We Are All Specialists Now

Apologies to Richard Nixon for paraphrasing his famous Keynesian quote.

Two years after starting a mid-career search, I remain impressed by the greatly increased emphasis on perfectly matching an individual’s professional and industrial experience to an open position.  Hiring managers, recruiters and HR managers have all adopted this approach.  This is partly because of the abundance of candidates and partly due to the risk averse environment caused by the slow economic recovery.  It is also due to the improved results of the “fill the bucket” approach to hiring where specific requirements are listed and then proven from actual experience and multiple interview responses.

However, I think there is something deeper involved.  Professional and industry specialization has continued to increase through time.  The discussion of outsourcing, virtual project teams and individual agents has died down, but these innovations have become a growing reality.  Successful firms increasingly focus on smaller niches of product, geography and comparative advantage.  Increased industrial and professional fragmentation is required for success.  The trend will continue.

How did I miss this?  As usual, paradigms act as blinders.  In high school in the 1970’s I was taught it was important to be “well rounded”.   At a liberal arts college, I learned that great minds and thoughts were academic, abstract and universal.  In business school, I learned that an MBA provided the necessary skills for a lifetime of career success.   I later discovered the competitive advantages of being a “general manager” from John Kotter’s influential work.

My teachers were correct in promoting the personal and professional value in developing broad knowledge, thinking skills and a professional base.   They did not foresee the modern world of global competition, where firms are forced to specialize and make economically rational decisions far beyond those envisioned by Adam Smith and David Ricardo who outlined these principles long ago. 

“General Managers” are now merely a declining specialization.   Some top-end MBAs with broad consulting experience can move from industry to industry and be successful.  A few individuals can specialize as “strategic advisors” to presidents.  But even in these fields, the trend is toward specialization.  Firms will pay for experts in a narrow tax, legal, technical or IT field only when in-house experts do not exist or others cannot complete a project well enough. 

Professional services firms have always paid lip-service to industry focus.  In the last two decades, led by IT firms, they now specialized by industry and technology equally.  Clients expect staff to understand their business.

Industrial and professional specialization will be required for future employment.   Individuals, firms and universities will adapt to survive.

Professional Branding

Anyone who has searched for work in the last decade has learned about the importance of the 15 second elevator speech and fine-tuning their personal brand.

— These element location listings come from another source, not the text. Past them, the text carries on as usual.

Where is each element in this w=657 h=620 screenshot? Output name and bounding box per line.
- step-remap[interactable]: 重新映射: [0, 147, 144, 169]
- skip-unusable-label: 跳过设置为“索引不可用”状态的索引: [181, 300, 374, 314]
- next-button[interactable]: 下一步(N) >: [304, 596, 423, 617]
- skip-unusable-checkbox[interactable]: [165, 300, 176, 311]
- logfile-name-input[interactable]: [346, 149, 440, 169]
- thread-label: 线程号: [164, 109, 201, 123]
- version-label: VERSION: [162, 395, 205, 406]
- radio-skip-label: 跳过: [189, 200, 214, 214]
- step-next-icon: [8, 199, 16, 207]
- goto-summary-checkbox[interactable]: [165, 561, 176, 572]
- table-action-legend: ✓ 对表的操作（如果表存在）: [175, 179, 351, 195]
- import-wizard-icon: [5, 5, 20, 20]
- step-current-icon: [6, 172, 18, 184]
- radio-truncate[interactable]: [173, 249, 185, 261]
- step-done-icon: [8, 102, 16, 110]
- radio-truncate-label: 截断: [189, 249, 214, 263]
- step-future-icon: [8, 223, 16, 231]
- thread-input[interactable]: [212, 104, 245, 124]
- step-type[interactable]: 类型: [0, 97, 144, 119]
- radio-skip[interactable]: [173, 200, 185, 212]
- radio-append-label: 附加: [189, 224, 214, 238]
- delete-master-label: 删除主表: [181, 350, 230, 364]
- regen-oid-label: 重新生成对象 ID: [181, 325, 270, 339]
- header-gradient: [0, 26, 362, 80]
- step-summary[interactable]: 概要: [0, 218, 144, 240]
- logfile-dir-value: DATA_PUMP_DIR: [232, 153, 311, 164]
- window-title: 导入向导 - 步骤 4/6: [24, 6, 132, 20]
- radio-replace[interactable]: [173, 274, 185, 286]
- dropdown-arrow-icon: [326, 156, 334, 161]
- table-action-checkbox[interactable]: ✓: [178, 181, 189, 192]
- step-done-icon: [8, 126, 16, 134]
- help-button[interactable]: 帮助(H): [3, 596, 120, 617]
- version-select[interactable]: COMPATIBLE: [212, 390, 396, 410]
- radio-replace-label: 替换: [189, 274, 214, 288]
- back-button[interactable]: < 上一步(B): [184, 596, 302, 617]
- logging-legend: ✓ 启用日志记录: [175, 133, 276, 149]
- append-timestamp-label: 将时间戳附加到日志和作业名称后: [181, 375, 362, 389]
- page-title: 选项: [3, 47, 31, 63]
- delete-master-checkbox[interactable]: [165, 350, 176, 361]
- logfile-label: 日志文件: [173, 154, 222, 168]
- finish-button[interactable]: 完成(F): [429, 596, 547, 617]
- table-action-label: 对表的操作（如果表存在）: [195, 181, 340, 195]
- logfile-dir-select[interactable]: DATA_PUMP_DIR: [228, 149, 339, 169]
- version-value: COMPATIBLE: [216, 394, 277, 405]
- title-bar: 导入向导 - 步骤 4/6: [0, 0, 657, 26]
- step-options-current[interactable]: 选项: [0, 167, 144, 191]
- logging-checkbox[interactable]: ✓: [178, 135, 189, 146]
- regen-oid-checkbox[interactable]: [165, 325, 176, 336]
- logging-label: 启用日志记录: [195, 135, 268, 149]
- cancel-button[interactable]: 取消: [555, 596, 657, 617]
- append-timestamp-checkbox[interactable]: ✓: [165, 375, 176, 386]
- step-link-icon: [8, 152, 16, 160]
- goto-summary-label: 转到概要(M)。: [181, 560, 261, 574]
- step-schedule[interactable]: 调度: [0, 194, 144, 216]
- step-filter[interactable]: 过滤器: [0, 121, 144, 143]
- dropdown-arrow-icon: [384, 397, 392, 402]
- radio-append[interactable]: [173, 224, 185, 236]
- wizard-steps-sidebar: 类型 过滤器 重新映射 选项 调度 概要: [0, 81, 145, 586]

Many have rejected this sales and sound-bite oriented approach to career progress as being undignified, unprofessional and personally demeaning.   Most have learned that this approach is required for even a scrap of success.

Modern recruiters and counselors advise that “it’s not about you”.   It’s about what a hiring manager or screener are seeking.   A generalist brand, multiple professions, multiple industries or a complex story are deal-breakers.   Hiring agents are seeking an exact match.  A Swiss Army knife has no perceived value.

Job seekers are well-advised to network broadly, but to focus on opportunities with a clear match of experience to requirements.   Hiring managers want to be sure that professional skills and experience are solid.  Degrees, majors, certification and prior job titles provide 90% of the evidence.  It is a rare recruiter or hiring manager who will really dig deeply into technical skills.  Interviewers also know if they are seeking a specialist or generalist within a profession.  Candidates should tailor their resume, cover letter and answers to one or the other.  A state and local tax specialist is hired for very different reasons than a division controller.

Most businesses strongly prefer candidates to demonstrate mastery of a single profession, even for entry-level positions.  General management majors are handicapped in the job search.

In addition to being technically proficient, most firms want applicants to be dedicated to and knowledgeable about their industry.  There are many reasons.  Learning industry jargon, technology and the basis of competition takes time.  Industry veterans truly believe that their industry is different and special.  Sharp managers understand that turnover is lower for industry specialists.  Most industries have a well-established culture and a leading function (merchants, scientists, deal-makers, architects).  Like most clubs, they prefer to hire familiar faces.

A wide range of professional, industry and project experience is of great value within a firm.  Unless an individual is able to sell very specialized technical skills or are seeking work through a consulting firm, they must stay focused on a simple story line when searching for a new firm.  “Cost accountant – heavy manufacturing” sells well.  “Management accountant with project success in various industries” sends vague signals.

A specialized industry and professional brand is required today.